Almost a third (31%) of UK homeowners over 40 plan to work beyond state pension age amid concern they will not have the funds to retire when they want, according to research from Canada Life.
The research found that 39% of homeowners aged between 40 and 50 and currently working are worried about their job prospects leading up to and into retirement.
Close to a third (31%) of over-40s believe they cannot afford to retire when they want to, while a further 30% are unsure whether they can.
Over a quarter (27%) of those surveyed plan to access their pension savings as soon as they become available, while nearly the same amount (25%) plan to access their private and state pension savings once they hit state pension age.
Only one in 10 (10%) plan to delay accessing all their pension savings while they continue to work into their retirement.
Andrew Tully, technical director at Canada Life, said: “We have seen a seismic shift away from traditional retirements, driven by economic and social trends and it simply isn’t the cliff edge event anymore.
“The desire to continue working beyond state pension age is coupled with the fact that many people are nervous about their employment prospects in later life. However, for many, this is coupled with a desire to access their pension early.
“While this may help achieve some financial security in the short-term it means there are substantial doubts about the sustainability of the pension being able to support them through later life.”
Tully warned that the Money Purchase Annual Allowance could “unwittingly catch out pension dippers” who want to continue working.
Canada Life has called for greater awareness around restrictions on the amount people can continue to contribute to their defined contribution pension pot after its research found 43% of over-55s who are working are completely unaware of MPAA restrictions.
Tully added: “The MPAA is an arbitrary allowance which is easy to increase or remove altogether, and would allow savers to rebuild their pensions, especially in light of the pandemic and resulting uncertainty created.”

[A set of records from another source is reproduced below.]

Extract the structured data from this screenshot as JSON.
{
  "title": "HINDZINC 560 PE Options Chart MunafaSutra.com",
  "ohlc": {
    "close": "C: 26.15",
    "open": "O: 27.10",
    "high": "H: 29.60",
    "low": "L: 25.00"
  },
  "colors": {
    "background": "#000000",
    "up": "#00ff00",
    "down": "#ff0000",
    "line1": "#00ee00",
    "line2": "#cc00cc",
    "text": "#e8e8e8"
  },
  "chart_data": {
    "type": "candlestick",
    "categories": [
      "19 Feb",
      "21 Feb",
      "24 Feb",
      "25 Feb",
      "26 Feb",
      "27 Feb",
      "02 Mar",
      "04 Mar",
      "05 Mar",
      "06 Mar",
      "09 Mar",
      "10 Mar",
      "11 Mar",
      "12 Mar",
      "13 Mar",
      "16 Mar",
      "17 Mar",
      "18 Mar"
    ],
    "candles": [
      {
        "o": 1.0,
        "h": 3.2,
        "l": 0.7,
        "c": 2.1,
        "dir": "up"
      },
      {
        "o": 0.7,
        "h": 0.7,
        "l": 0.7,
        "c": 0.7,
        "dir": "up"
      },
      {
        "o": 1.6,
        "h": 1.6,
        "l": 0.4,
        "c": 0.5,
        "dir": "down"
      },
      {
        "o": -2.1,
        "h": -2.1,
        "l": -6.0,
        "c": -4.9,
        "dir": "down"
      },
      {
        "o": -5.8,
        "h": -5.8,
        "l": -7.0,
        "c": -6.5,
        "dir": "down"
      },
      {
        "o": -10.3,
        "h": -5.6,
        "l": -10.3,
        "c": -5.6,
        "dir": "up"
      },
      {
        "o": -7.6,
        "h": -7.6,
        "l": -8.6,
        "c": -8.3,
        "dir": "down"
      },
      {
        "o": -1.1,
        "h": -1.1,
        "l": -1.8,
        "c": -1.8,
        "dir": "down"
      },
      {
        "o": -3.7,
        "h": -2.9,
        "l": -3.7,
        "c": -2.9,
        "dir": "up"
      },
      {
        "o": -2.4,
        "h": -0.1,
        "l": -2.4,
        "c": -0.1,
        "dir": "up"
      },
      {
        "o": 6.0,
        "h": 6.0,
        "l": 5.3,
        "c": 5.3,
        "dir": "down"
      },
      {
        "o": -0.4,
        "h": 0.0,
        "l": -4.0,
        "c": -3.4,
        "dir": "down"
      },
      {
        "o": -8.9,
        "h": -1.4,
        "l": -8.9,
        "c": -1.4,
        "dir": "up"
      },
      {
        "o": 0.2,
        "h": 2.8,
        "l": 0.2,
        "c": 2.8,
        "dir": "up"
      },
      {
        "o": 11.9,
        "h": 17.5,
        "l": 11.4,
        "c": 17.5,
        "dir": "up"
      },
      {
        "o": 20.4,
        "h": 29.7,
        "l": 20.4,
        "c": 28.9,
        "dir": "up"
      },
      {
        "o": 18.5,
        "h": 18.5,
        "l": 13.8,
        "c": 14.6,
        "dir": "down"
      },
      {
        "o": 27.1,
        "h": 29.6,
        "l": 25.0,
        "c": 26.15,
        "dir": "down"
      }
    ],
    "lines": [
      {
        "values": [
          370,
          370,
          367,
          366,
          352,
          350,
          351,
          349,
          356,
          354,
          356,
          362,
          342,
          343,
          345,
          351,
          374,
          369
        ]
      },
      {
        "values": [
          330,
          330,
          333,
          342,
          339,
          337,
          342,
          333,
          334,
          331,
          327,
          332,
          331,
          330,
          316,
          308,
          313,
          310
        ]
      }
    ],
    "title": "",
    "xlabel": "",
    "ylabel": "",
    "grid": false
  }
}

The MPAA will apply once an individual first flexibly accesses a defined contribution arrangement. This restricts the level of contributions that can be made to a defined contribution scheme to £4,000 each tax year. The following are the most common ways to trigger the MPAA:
• Taking an income payment from a flexi-access drawdown fund
• Taking an income from capped drawdown (in excess of the cap)
• Those who were in a flexible drawdown plan before 6 April 2015
• Taking an Uncrystallised Funds Pension Lump Sum (UFPLS)
Individuals may be able to take benefits without triggering the MPAA, for example, access only tax-free cash from drawdown, or take out a guaranteed lifetime annuity.